Try these harmonic techniques on the songs that you often play. 

WEEK 8 & 9: The "Careless Whisper" groove & Syncopation; Learn to hear individual grooves

CLASSROOM DELIVERY


I call this rhythm “Careless Whisper groove” so that you can have an idea of what I mean. You can find it in many pop ballads such as Every time you go away, It must have been love, Hey Jude, Let it be, Hello, Knife, Endless love etc. and also apply it to many Vietnamese love songs.  In this lesson, you’ll also learn how to listen to a groove of a song as a unique rhythm of that song. You’ll learn to identify the main sounds of the basic rhythm session (drum, bass, guitar or piano) and how they work together to make a unique groove for the song. Then, you’ll learn to find ways to emulate the rhythmic sound you hear on the guitar.  

You’ll learn

  • the essence of the groove and see how it is varied and applied in many songs
  • a few ways to play it on the guitar
  • a few ways to syncopate it

HOME PRACTICE


Listening practice

  • Listen to the song examples and pay attention to how the musicians make them groove and syncopate the rhythm.

Guitar practice

  • Play only the syncopated bass to accompany your singing and feel the rest of the rhythm elements in your body.

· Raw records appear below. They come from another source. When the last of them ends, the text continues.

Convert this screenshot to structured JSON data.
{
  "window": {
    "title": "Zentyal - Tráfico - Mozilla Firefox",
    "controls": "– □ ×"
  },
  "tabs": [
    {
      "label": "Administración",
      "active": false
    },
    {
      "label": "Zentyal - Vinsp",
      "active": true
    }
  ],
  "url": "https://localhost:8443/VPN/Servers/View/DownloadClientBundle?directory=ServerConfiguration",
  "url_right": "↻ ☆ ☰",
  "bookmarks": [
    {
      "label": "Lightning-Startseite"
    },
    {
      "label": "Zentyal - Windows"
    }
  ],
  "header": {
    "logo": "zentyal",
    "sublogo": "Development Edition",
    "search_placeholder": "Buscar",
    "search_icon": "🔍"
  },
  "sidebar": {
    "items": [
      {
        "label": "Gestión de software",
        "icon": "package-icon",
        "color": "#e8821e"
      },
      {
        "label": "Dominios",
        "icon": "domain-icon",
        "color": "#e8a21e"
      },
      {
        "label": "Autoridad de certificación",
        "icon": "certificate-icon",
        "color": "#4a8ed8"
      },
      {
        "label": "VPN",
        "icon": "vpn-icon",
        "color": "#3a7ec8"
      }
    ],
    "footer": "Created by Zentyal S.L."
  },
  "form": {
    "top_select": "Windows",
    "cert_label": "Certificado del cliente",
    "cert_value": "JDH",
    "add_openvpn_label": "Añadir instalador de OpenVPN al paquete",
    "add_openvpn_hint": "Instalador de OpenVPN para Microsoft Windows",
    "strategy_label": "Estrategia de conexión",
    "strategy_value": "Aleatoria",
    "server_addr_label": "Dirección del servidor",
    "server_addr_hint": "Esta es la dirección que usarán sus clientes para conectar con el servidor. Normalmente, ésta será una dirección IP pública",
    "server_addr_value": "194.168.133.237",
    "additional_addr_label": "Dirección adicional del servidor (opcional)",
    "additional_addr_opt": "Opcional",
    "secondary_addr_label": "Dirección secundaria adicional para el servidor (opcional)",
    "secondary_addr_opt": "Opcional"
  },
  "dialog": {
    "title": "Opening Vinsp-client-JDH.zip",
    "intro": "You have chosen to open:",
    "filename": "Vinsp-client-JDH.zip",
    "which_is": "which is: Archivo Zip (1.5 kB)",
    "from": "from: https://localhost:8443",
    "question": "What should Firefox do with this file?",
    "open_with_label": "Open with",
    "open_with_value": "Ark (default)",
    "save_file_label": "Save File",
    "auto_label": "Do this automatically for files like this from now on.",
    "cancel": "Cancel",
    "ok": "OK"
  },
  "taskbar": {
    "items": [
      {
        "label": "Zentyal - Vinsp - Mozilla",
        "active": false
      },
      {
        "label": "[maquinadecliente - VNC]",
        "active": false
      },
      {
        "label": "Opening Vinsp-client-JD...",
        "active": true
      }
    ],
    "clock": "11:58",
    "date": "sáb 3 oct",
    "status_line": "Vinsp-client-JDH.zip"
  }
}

WEEK 10: Putting it all together

In the last week, we’ll summarize all the things that you’ve learnt so far and show you how you can approach a new song that you want to play. It doesn’t matter how much you know but how well you can apply the things that you know. It’s better if you know one thing and find ten ways to apply it rather than know ten things but only one way to apply those things. We’ll also show you things you need to solidify in your hearing and playing and things you might want to explore next in your future musical journey.